Schnell, billig und ausser Kontrolle

Wie man mit Robotern das Wesen der Intelligenz erforscht.

Von Urs Bruderer

Vor vierzehn Jahren erblickte Ghengis die Welt, ein sechsbeiniger Roboter, der weder sprechen noch hören, geschweige denn einen mathematischen Beweis führen konnte. Nur zwei Fähigkeiten waren ihm gegeben - sich in unwegsamem Gelände zügig fortzubewegen und warme Ziele zu verfolgen. Sein Schöpfer, Rodney Brooks, ein Robotiker am Massachusetts Institute of Technology (MIT), hatte eine hohe Meinung von Ghengis. Er pries den Krabbler als intelligente Maschine an und sagte voraus, dass es jetzt nur noch eine Frage von einigen Jahrzehnten sei, bis sich Roboter bauen liessen, die so intelligent sind wie Menschen.
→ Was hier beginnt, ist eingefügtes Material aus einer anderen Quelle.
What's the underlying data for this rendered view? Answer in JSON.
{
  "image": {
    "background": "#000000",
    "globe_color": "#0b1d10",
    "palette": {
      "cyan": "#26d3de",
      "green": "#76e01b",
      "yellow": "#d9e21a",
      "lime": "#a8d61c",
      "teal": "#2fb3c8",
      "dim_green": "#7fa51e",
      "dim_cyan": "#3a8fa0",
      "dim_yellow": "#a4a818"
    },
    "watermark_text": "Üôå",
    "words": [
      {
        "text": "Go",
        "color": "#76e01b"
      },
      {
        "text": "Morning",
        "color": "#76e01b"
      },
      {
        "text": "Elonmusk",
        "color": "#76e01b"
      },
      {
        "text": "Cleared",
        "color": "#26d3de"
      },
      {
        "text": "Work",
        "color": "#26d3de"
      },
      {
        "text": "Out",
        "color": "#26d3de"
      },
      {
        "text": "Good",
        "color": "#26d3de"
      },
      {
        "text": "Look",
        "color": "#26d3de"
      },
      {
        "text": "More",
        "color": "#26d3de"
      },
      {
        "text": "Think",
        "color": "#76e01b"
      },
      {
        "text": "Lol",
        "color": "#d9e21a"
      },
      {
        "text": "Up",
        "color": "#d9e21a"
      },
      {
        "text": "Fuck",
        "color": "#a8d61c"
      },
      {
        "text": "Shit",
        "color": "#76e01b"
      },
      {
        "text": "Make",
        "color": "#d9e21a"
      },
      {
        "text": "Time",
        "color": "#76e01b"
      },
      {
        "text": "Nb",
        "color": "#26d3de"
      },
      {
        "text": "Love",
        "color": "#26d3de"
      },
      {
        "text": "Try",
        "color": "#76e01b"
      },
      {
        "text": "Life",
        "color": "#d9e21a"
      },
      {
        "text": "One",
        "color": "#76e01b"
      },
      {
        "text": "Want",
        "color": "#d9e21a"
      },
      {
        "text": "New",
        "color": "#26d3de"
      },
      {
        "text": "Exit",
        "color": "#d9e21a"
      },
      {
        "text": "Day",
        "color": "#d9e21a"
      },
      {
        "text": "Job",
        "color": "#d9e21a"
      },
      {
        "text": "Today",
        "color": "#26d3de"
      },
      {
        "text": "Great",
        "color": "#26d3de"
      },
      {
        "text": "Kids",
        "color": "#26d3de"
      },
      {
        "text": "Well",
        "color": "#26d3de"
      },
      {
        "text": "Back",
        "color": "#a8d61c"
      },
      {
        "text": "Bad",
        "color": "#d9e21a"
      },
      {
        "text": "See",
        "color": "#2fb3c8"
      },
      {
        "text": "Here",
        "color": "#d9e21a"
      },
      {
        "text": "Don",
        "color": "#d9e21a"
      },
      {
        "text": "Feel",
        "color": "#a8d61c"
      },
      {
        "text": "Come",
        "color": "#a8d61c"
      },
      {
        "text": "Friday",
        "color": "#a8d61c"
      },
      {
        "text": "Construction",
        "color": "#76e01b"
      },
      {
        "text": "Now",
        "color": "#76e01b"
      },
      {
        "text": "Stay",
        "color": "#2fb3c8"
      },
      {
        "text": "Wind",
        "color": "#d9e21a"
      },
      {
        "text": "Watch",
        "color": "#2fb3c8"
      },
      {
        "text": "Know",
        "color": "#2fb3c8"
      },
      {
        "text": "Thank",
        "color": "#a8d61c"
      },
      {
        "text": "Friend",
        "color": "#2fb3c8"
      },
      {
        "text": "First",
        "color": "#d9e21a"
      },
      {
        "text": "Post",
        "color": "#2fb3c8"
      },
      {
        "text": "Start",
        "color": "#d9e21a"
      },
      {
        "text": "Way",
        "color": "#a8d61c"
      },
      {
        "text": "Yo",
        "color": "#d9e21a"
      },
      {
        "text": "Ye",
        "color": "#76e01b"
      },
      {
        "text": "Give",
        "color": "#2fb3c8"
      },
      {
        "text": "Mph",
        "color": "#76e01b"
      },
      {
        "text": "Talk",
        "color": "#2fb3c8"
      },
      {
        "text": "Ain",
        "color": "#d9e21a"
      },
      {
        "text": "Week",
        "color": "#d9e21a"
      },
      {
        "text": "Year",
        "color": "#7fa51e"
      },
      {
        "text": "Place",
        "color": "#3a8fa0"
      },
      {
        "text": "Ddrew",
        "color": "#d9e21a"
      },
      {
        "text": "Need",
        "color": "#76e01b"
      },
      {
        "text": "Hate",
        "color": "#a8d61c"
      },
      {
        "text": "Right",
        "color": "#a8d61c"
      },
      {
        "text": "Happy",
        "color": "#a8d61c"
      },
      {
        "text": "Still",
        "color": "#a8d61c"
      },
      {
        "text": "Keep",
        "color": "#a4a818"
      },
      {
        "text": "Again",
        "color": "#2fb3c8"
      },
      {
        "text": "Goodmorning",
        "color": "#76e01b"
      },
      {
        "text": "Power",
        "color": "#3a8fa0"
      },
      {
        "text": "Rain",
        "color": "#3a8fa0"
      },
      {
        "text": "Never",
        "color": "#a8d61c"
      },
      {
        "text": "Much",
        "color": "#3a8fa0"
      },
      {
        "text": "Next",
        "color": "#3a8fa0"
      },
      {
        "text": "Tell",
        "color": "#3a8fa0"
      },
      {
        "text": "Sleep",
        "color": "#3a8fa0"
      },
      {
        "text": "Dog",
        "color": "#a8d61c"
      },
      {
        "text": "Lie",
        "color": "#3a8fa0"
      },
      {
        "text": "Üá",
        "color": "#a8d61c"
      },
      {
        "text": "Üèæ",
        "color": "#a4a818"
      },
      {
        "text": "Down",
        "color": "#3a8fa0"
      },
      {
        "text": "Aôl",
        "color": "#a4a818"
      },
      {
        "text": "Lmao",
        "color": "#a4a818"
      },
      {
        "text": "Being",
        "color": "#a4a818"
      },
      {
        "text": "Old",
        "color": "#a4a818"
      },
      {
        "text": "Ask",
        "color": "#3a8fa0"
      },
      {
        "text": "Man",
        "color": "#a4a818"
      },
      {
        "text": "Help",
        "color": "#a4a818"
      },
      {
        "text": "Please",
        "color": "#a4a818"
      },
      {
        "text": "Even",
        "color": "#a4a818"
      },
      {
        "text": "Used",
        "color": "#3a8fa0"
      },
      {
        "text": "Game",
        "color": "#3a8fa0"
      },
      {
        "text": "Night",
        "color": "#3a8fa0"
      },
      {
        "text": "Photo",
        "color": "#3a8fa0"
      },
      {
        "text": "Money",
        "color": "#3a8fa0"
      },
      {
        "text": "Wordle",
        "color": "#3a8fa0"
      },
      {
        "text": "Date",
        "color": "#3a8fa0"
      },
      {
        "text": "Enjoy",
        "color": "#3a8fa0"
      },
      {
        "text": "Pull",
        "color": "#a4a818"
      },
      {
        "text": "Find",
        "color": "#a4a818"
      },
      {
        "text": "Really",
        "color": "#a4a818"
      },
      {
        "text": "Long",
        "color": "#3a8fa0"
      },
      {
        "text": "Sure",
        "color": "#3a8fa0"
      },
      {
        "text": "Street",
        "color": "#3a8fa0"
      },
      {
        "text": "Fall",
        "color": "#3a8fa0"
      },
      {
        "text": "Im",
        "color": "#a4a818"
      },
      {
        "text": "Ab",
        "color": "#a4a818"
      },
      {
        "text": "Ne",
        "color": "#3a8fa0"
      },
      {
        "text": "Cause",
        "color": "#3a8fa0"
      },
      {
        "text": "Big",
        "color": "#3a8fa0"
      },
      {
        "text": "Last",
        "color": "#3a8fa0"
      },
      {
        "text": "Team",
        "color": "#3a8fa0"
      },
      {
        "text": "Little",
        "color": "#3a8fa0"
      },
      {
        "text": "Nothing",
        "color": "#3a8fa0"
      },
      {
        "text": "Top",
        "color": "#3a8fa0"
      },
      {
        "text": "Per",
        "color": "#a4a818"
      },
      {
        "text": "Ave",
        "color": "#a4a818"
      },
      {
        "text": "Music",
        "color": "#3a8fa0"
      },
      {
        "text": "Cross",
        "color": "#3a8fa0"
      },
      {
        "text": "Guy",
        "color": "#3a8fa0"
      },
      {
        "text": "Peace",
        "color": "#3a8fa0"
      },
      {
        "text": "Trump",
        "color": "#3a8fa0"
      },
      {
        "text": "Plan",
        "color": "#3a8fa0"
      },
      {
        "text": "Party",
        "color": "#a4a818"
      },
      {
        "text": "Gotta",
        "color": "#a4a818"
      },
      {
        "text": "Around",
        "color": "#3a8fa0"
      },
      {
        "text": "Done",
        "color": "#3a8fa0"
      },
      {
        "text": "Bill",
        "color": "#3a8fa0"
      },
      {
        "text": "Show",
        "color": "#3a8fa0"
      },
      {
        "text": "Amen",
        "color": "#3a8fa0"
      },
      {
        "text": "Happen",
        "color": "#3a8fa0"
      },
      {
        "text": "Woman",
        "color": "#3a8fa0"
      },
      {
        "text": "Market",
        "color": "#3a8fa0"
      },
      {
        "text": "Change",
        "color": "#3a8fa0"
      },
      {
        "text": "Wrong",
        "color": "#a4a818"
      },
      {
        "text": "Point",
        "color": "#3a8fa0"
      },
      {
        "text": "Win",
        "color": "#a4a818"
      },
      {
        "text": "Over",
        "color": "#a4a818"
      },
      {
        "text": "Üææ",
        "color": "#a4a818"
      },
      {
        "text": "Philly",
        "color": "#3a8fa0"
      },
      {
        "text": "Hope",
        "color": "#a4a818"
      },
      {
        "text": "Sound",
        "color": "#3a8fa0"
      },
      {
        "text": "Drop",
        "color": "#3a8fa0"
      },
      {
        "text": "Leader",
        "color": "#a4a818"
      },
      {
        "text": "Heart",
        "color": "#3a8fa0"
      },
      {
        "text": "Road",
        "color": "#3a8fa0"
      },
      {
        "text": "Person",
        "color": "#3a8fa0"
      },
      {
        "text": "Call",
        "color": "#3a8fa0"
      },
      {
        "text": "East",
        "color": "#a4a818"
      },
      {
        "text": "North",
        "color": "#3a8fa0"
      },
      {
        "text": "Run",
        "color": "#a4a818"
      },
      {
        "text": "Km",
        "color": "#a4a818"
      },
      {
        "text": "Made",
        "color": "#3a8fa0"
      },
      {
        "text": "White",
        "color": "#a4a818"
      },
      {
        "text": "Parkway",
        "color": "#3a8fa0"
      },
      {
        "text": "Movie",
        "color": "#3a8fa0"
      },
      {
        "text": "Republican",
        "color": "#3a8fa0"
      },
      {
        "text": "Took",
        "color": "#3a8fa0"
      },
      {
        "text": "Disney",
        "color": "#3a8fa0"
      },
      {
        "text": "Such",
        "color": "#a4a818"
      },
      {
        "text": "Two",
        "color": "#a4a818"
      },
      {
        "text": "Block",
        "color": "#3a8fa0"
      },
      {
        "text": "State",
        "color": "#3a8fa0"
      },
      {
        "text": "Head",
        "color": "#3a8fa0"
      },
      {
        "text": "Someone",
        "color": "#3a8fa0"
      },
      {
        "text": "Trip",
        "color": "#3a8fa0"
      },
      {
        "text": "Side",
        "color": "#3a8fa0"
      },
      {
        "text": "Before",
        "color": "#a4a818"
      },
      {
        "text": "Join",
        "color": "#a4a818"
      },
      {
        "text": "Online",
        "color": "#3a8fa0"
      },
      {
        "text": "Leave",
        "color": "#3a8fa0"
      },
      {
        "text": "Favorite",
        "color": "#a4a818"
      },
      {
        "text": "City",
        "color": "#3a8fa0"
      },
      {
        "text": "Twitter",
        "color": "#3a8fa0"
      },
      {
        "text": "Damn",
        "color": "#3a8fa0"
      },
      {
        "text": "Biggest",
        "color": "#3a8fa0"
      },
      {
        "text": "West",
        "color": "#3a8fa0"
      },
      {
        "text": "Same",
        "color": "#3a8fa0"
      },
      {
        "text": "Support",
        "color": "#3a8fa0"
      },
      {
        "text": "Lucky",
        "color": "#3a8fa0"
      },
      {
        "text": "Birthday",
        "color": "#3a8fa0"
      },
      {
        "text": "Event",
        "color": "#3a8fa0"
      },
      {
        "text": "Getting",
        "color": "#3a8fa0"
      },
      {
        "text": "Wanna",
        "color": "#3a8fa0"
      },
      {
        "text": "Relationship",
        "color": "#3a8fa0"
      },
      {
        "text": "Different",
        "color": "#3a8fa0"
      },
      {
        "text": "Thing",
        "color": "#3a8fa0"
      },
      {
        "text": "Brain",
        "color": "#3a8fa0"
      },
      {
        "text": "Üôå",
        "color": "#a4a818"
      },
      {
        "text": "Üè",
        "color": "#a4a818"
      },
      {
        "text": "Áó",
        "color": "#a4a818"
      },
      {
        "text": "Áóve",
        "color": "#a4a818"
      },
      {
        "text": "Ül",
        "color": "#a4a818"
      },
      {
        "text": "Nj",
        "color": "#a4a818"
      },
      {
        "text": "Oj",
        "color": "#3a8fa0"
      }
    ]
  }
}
Intelligenz ist der Fetisch der aufgeklärten Gesellschaft, künstliche Intelligenz das hartnäckigste wissenschaftliche Gerücht des 20. Jahrhunderts. Es entstand vor etwa fünfzig Jahren, als die ersten Computer gebaut wurden. Weil man glaubte, dass ihre Rechenprozesse den Denkprozessen in unseren Köpfen gleichen, nannte man die Computer auch elektronische Gehirne. Und weil das Gehirn als Sitz der Intelligenz galt, war mit dem Computer auch das Forschungsfeld der künstlichen Intelligenz geboren.

Seither haben unzählige Propheten das Zeitalter der intelligenten Maschinen angekündigt und es, je nach Gemütslage, als Anbruch des elektronischen Paradieses auf Erden oder als Untergang der Menschheit beschrieben. Aber nichts von alledem geschah. Wieso sollte Brooks mit seiner Prophezeiung mehr Glück haben?

Tatsächlich waren die Programme immer raffinierter und die Computer immer schneller geworden; sie führten mathematische Beweise, zogen logische Schlüsse, gewannen immer öfter im Schach. Der heikelste Teil intelligenter Maschinen, das Gehirn, schien zu funktionieren. Jetzt musste man es nur noch mit Augen, Armen und Beinen versehen. Kameras, Greifer und Laufwerke wurden an die Computer angeschlossen - doch die ersten Roboter waren eine Enttäuschung.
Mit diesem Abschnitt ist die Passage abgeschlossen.